A letter written by Principal Chief Conservator of Forest (Wildlife & Head of Forest Force) Rajiv Ranjan under the provisions of the Wildlife Protection Act, 1972 section 28 (2) instructs the field directors of tiger reserves and protected areas to collect an entry fee of Rs 20 for light motor vehicles and Rs 50 for heavy motor vehicles.

Karnataka has five tiger reserves. Of them, four — Kali, Bandipur, Nagarhole and Biligirirangana reserves — share borders with Tamil Nadu, Kerala and Goa. Every day, thousands of vehicles pass through the interstate check posts. The tiger reserves expect to earn Rs 3 lakh to Rs 25 lakh a month.

The additional revenue will come in handy for the tiger reserves, which for the last two years have been receiving only half of the funds from the central government under 'Project Tiger'.

Sources in the forest department told DH that the five tiger reserves, including Bhadra, should receive an average of Rs 60 crore annually. However, currently, they are receiving Rs 30-40 crore in two instalments. The delay, due to technical glitches, is resulting in delayed salaries to staff and limited conservation work.

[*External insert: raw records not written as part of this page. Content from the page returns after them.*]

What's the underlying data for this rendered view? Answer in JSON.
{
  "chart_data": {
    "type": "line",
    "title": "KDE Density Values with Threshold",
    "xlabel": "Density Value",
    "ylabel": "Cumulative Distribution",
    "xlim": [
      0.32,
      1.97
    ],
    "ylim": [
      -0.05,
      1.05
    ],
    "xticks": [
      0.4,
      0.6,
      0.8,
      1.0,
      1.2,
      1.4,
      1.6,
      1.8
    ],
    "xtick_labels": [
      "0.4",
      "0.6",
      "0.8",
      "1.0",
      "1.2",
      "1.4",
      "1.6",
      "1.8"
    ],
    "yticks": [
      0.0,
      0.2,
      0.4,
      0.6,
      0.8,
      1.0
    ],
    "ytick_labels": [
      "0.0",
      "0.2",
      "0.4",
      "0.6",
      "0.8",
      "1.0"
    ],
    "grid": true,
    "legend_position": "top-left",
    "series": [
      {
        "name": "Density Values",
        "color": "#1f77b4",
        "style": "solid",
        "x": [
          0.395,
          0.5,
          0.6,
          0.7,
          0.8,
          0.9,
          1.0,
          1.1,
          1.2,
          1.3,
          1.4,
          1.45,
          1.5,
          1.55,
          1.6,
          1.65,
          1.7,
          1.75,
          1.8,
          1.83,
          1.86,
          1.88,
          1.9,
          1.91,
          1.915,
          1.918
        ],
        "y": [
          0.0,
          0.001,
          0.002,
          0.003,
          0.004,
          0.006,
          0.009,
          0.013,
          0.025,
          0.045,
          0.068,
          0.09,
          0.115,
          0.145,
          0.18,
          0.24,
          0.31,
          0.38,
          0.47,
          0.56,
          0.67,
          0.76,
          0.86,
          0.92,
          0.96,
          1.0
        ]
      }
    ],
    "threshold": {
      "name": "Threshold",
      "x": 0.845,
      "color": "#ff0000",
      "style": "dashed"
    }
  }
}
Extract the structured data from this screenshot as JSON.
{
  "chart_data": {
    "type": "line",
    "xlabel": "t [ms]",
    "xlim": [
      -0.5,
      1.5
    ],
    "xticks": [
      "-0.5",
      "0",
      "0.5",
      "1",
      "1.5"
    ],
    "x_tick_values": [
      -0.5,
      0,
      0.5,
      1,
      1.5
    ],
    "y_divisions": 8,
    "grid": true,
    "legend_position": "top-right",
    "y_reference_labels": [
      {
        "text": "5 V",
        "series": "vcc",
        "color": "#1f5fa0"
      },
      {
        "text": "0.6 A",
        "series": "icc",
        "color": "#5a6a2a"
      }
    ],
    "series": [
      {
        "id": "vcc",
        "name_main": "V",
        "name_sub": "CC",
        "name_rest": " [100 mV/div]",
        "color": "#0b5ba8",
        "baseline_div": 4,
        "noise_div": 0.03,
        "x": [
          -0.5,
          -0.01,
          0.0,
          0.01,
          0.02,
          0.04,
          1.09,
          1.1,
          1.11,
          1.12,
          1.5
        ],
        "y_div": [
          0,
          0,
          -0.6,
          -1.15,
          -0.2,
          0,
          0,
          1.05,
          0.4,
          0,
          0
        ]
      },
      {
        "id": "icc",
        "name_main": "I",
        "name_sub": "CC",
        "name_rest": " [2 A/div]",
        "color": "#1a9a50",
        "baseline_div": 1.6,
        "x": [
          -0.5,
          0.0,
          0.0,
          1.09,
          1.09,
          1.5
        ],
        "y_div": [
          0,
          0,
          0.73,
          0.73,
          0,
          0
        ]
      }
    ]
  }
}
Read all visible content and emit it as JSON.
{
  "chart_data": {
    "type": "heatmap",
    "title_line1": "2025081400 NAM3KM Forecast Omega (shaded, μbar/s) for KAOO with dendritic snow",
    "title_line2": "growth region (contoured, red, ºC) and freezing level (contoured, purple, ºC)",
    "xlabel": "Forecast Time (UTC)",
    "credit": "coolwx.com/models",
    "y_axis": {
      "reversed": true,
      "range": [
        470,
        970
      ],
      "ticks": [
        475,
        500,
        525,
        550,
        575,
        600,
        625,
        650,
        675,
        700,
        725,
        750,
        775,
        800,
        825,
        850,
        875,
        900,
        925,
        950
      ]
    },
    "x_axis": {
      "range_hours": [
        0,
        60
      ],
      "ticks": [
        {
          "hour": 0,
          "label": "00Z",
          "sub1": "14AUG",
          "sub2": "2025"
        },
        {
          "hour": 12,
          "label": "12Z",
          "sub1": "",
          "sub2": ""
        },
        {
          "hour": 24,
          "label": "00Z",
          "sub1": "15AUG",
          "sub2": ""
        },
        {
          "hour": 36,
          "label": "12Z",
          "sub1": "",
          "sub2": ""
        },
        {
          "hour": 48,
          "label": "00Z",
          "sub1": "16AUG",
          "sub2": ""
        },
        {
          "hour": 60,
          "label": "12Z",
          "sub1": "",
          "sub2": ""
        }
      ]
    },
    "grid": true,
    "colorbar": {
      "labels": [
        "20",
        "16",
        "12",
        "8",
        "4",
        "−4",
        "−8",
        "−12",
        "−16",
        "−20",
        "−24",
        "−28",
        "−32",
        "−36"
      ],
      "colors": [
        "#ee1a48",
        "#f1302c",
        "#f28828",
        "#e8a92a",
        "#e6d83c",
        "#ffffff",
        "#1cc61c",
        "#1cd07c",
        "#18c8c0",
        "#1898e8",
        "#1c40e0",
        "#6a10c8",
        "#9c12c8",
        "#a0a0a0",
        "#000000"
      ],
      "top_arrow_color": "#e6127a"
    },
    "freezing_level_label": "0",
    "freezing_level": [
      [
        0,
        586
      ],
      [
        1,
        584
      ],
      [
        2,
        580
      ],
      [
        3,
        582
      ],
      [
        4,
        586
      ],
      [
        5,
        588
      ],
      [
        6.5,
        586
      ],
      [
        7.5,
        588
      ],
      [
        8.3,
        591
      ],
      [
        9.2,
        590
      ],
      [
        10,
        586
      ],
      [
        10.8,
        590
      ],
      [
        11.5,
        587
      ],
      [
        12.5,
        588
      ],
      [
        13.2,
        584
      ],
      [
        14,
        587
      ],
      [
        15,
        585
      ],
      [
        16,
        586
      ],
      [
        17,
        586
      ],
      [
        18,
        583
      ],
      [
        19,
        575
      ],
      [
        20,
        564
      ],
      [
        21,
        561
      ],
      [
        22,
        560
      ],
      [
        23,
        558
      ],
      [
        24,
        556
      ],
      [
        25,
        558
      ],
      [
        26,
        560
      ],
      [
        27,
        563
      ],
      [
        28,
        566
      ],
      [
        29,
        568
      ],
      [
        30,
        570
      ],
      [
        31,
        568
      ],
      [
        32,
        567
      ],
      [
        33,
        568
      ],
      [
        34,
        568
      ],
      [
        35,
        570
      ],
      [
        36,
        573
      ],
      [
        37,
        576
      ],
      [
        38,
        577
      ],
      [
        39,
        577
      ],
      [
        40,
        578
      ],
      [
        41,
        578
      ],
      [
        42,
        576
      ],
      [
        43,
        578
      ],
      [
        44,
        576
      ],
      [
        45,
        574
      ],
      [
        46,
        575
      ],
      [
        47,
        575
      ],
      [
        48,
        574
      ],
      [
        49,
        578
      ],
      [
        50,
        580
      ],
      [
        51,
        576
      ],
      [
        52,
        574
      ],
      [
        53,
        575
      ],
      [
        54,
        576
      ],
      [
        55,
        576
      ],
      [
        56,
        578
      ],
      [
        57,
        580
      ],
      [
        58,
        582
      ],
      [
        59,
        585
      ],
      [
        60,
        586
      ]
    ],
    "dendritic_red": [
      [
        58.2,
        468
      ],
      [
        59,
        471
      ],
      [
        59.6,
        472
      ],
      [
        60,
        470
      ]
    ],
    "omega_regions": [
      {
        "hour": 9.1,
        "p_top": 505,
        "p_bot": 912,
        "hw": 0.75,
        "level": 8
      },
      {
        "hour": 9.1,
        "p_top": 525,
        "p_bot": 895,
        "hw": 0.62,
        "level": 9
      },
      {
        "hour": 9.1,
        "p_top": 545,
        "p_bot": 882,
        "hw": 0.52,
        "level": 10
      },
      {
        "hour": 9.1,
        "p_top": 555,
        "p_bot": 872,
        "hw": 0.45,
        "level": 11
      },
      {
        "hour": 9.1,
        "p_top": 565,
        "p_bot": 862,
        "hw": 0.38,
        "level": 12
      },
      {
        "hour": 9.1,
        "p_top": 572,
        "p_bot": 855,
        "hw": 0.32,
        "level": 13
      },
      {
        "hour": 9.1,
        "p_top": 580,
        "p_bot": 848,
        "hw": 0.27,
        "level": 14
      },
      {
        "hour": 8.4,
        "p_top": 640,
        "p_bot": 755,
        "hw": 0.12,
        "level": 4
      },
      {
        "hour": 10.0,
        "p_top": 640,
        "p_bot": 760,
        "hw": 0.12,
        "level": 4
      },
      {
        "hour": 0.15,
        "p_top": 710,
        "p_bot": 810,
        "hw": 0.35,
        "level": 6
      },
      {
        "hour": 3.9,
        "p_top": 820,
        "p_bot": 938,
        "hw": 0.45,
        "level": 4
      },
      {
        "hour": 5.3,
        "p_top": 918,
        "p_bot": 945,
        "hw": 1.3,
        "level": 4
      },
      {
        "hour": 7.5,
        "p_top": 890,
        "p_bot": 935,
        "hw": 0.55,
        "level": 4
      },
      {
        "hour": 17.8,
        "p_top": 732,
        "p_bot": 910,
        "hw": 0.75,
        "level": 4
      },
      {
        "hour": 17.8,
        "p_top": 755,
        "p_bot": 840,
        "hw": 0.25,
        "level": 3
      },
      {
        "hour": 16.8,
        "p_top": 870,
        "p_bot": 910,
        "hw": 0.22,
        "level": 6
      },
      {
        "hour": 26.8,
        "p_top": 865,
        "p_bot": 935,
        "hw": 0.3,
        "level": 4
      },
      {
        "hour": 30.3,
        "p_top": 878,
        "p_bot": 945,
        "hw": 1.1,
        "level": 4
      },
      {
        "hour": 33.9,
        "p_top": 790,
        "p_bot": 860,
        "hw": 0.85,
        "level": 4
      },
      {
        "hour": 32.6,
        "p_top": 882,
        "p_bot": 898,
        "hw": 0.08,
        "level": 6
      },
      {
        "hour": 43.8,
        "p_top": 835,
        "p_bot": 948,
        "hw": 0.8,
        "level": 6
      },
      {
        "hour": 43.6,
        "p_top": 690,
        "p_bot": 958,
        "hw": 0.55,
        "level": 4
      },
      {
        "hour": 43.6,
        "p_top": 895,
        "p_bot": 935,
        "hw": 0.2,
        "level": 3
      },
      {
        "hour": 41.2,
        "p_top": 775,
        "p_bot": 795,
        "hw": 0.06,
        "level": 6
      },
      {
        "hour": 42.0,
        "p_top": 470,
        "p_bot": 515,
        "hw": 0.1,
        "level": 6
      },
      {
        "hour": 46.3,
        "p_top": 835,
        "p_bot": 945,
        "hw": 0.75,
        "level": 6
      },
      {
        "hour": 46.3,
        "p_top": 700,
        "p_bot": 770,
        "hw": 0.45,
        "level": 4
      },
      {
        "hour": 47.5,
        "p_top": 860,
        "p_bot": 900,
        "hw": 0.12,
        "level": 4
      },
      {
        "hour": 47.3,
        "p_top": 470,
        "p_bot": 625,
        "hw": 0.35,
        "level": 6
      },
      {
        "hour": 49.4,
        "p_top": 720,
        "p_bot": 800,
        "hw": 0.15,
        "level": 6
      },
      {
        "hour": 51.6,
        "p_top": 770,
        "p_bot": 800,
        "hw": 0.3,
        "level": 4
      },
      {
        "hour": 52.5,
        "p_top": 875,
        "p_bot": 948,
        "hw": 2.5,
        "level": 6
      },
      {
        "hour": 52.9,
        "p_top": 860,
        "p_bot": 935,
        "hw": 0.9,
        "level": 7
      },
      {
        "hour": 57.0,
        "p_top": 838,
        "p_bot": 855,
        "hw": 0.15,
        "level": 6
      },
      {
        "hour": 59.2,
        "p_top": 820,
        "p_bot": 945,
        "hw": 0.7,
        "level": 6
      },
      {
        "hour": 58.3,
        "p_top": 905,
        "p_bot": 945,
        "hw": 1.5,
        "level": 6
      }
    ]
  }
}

Bandipur National Park Field Director Ramesh Kumar said, "In spite of our repeated requests, people tend to litter the national park. Staffing the entire stretch and clearing plastic is becoming difficult due to limited workforce. With the revenue generated through the entry fee, we can hire more boots on the ground and ensure the safety of animals."

Nagarhole National Park Field Director Harsha Kumar said CCTV cameras would be installed through the funds generated from the fee. This would ensure proper monitoring of vehicle movement (entry and exit time).

The tiger reserve foundations are planning to use the ‘green cess’ for training locals and the eco-development committee to generate regular income and sustainable development in the area.

Initially, the forest personnel faced some resistance from motorists, especially vehicles with Karnataka registration.

Speaking to DH, Rajiv Ranjan said several other states have been using this entry fee to augment their revenues, and Karnataka has decided to tap into this resource now.

"We will use the revenue generated from the entry fee for forest conservation," he said and added that currently, fee is being collected only at interstate border check posts. Later, it will be extended to other forest areas, he said.